Several articles are now popping up comparing the alternatives that are available.  An overnight Amtrak in a cozy sleeper car can cost the same for some routes as the aircraft - unfortunately, Amtrak is not universally connected to very many routes.  High speed rail is still on the drawing boards but still many years away with fewer stops and likely connecting major hubs anyway.    The other alternative is to simply drive; with the ground travel and delays incurred t hub airports, a commercial flight less than 750 miles can have an door-to-door average speed of around 70 miles per hour.

Michael Boyd, the president of the consulting company Boyd Group International, sums up the phenomenon succinctly. “The cost of flying airplanes across the sky has eclipsed the ability to support it at many communities,” he said in a recent forecast. In 2012, he predicts, airlines will accelerate the mothballing of smaller 50-seat jets, the workhorses for connecting service between many midsize airports, and even some big ones.

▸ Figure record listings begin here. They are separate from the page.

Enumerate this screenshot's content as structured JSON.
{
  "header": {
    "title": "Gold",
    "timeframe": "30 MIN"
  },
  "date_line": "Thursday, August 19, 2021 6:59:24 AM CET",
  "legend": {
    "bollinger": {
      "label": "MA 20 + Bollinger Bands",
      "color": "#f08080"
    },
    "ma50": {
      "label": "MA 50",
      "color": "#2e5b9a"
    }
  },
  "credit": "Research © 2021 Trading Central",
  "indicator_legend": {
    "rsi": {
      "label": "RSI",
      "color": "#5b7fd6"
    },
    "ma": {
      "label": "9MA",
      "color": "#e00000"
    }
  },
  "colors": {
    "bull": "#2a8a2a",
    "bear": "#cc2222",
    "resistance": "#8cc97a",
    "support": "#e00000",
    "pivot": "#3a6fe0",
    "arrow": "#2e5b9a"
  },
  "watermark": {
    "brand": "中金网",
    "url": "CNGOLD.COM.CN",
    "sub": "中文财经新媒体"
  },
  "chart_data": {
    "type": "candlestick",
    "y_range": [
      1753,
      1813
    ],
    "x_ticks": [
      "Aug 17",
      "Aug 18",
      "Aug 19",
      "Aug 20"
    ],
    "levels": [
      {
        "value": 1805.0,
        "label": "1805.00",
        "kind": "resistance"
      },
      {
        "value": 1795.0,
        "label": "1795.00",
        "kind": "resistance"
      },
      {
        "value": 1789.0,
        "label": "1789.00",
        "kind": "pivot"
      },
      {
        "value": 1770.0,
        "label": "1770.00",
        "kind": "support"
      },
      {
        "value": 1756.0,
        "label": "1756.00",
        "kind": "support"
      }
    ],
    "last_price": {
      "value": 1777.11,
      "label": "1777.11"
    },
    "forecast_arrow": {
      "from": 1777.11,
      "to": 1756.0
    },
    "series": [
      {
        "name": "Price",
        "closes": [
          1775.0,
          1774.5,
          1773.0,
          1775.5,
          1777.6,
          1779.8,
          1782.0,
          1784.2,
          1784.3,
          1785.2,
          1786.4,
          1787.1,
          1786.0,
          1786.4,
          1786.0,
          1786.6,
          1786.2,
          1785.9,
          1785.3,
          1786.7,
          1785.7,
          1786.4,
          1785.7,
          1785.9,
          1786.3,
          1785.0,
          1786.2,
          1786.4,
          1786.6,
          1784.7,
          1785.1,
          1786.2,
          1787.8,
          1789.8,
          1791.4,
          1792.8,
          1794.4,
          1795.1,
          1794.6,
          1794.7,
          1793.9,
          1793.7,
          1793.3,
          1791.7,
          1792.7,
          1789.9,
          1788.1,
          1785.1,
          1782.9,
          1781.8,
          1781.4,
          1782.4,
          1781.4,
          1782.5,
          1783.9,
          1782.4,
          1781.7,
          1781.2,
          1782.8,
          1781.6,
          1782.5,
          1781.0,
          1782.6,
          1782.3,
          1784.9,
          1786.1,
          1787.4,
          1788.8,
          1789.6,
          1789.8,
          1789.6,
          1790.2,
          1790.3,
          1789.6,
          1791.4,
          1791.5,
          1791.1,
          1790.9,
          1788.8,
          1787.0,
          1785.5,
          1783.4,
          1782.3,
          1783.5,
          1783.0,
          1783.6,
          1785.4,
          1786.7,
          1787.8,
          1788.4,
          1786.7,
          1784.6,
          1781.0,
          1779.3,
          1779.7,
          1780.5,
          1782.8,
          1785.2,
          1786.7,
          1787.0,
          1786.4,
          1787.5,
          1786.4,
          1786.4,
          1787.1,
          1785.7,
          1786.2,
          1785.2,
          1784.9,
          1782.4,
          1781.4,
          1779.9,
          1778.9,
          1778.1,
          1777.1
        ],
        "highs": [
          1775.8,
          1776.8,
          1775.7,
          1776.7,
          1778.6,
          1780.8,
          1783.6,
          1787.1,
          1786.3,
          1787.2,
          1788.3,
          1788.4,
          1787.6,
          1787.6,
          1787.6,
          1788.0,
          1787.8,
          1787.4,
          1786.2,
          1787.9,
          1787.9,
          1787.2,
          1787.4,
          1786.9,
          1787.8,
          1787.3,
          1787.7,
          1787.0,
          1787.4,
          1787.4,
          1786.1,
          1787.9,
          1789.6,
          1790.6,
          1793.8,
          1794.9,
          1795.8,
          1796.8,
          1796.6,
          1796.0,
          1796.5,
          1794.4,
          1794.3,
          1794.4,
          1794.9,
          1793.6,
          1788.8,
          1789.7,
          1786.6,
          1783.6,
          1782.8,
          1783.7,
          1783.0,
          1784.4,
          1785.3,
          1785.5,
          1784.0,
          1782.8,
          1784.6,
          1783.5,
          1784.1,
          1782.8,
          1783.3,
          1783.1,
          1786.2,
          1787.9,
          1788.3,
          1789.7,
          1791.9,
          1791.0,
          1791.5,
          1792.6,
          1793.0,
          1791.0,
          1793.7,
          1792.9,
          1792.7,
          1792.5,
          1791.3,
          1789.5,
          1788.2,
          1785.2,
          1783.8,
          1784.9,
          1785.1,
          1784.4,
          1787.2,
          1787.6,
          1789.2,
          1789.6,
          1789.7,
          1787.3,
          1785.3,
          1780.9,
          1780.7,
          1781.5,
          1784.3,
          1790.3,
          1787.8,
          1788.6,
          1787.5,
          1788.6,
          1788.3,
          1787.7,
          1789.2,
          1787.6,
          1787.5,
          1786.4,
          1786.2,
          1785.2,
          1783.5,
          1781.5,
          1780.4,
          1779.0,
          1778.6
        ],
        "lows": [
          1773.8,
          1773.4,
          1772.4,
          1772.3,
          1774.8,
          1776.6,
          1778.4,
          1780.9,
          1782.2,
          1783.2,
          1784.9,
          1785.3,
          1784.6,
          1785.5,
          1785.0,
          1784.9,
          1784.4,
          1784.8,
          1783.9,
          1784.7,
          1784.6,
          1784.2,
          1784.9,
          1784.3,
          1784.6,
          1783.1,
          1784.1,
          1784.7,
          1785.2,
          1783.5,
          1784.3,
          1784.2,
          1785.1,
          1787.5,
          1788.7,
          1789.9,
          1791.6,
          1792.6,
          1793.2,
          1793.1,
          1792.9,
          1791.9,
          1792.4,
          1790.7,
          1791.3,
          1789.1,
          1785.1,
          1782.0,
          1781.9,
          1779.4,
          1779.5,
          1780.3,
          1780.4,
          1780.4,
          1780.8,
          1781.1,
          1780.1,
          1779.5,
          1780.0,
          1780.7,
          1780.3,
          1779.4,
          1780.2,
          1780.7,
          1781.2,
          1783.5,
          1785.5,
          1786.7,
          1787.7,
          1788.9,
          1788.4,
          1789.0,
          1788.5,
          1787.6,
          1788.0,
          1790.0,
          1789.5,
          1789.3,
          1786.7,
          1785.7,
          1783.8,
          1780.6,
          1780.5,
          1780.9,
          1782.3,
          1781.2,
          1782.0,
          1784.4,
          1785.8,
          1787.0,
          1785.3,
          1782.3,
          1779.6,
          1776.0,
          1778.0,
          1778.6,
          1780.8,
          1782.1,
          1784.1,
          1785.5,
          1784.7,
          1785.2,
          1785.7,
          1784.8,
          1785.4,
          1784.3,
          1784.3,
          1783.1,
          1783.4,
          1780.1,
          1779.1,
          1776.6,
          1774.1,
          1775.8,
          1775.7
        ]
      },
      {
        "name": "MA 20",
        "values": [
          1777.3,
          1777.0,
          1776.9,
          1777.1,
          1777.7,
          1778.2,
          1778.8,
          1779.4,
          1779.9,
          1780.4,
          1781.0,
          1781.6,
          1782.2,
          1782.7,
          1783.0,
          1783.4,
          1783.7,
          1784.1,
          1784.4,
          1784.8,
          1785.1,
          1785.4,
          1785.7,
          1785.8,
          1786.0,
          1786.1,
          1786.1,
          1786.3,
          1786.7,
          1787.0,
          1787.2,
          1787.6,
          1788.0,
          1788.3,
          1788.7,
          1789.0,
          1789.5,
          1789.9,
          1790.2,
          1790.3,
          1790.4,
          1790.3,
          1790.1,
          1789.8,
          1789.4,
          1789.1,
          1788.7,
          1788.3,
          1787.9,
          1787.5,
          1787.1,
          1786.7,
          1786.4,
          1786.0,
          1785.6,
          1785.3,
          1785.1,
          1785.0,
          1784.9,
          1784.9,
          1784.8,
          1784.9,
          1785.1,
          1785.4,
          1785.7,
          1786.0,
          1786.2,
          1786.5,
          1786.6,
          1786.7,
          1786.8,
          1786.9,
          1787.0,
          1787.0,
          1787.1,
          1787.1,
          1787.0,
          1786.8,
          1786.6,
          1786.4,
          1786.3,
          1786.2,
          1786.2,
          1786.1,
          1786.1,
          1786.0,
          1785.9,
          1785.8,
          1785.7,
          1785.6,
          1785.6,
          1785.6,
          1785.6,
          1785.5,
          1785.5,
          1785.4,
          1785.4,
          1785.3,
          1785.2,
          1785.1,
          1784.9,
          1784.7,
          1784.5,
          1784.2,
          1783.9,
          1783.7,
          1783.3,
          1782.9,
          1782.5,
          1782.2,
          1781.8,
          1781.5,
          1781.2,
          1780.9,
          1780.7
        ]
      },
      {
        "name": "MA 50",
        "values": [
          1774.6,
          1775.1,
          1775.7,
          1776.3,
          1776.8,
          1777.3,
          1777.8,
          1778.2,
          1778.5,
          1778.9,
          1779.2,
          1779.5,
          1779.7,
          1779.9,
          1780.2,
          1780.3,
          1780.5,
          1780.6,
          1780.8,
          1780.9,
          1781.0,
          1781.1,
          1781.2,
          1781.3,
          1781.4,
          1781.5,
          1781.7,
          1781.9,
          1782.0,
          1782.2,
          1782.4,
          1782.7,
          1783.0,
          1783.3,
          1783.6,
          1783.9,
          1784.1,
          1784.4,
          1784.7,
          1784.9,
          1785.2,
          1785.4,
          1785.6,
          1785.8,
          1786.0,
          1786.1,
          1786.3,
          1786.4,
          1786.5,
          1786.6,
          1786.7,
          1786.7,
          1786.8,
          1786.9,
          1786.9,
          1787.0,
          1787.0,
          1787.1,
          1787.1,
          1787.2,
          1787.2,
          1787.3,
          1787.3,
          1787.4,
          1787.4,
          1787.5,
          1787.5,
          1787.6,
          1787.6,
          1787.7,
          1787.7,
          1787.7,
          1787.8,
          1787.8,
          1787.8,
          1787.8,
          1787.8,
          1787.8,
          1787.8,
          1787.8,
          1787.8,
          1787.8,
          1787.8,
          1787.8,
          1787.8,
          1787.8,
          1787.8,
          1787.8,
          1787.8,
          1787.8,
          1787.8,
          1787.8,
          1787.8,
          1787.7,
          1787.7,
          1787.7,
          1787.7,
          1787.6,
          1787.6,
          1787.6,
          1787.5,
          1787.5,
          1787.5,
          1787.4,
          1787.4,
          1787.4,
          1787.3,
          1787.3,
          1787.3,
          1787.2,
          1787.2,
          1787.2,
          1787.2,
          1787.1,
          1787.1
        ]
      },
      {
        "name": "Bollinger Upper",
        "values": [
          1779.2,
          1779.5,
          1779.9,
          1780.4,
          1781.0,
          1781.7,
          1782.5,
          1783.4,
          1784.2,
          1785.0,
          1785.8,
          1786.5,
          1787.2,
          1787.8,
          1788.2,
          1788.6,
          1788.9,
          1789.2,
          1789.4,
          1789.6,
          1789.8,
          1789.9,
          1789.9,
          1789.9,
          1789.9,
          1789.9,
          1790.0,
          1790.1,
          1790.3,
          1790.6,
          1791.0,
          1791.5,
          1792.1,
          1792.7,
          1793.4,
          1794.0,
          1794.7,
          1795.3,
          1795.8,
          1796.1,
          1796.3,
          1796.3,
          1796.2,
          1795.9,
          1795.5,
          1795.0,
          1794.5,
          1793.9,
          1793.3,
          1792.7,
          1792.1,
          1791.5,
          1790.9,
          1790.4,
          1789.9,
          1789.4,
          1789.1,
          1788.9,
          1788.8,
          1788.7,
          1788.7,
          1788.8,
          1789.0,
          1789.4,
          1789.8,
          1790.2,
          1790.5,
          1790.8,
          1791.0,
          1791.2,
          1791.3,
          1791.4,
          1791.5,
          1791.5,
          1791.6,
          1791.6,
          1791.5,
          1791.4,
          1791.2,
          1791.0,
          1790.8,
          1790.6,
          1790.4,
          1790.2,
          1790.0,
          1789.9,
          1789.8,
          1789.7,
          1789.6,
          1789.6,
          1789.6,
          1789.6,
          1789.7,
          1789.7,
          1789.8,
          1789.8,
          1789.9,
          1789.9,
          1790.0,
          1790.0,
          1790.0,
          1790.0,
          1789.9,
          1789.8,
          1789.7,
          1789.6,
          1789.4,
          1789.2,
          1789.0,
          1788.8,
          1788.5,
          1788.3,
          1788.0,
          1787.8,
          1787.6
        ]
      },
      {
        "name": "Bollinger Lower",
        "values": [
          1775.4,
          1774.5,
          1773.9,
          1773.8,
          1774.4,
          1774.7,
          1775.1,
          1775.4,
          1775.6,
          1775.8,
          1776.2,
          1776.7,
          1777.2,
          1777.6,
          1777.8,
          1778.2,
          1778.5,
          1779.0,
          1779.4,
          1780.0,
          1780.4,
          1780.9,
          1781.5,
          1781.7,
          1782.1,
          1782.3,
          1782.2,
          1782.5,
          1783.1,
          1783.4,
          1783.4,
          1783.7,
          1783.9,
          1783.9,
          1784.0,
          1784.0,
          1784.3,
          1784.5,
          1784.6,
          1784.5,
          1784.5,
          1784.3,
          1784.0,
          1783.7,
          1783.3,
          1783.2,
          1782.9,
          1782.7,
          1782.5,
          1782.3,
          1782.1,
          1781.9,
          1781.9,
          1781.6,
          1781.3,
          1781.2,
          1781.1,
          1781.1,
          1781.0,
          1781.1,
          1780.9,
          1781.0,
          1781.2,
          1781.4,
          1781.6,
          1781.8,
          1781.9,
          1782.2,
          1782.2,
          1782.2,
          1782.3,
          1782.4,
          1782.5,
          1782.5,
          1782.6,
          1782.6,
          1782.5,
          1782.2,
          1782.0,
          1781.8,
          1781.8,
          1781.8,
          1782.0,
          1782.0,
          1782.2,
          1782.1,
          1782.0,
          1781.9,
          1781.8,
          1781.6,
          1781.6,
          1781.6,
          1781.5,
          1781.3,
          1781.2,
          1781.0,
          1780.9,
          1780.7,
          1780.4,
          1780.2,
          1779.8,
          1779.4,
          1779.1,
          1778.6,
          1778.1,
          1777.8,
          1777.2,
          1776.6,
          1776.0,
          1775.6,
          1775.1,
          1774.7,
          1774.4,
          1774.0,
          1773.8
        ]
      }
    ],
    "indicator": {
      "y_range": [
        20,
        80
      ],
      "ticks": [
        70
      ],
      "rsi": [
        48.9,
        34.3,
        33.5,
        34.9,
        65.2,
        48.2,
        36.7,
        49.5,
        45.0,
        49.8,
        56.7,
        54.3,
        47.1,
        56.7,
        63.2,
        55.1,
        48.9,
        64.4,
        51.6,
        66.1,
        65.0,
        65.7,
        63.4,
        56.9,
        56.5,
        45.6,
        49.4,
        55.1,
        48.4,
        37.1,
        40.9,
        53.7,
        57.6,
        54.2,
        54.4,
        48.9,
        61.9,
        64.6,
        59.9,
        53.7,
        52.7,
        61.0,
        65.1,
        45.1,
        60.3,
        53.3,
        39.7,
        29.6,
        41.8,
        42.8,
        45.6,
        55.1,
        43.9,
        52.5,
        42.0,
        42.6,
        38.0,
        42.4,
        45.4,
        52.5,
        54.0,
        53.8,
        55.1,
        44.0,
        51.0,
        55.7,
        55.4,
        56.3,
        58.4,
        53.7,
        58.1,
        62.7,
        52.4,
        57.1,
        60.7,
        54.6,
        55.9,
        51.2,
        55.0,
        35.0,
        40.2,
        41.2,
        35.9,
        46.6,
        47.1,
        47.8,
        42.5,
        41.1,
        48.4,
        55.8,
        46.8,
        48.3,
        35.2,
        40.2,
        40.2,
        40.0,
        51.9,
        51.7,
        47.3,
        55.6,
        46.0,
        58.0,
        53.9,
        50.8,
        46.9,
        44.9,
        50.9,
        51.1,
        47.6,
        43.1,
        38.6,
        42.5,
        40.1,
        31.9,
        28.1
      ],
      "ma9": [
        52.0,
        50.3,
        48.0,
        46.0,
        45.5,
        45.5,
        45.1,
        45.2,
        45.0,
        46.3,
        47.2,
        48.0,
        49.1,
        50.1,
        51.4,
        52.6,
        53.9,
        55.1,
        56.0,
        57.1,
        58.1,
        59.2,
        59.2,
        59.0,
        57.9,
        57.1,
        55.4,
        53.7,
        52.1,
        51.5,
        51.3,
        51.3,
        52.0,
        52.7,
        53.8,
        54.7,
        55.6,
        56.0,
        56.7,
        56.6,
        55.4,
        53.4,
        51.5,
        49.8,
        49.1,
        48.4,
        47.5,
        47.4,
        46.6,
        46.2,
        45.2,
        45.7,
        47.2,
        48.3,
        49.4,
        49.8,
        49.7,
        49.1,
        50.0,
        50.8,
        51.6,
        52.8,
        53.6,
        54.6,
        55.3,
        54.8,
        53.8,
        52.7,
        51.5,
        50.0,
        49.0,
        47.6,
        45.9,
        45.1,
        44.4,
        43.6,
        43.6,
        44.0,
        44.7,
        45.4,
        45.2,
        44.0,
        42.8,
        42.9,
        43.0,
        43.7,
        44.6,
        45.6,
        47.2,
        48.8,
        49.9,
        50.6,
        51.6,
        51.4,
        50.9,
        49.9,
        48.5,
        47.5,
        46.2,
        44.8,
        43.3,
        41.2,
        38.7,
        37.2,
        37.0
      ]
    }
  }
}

Social Flights can provide the knowledge, expertise, personnel,  certification, and equipment to maintain and operate an aircraft fleet, as well as the social media backbone that allows people to self-organize around the aircraft asset.

As such, the community can create direct flights bypassing hubs, they can schedule flights for their corporations and shuttle their executives to new business markets for a price that is hugely favorable to any existing alternative; which is often nothing.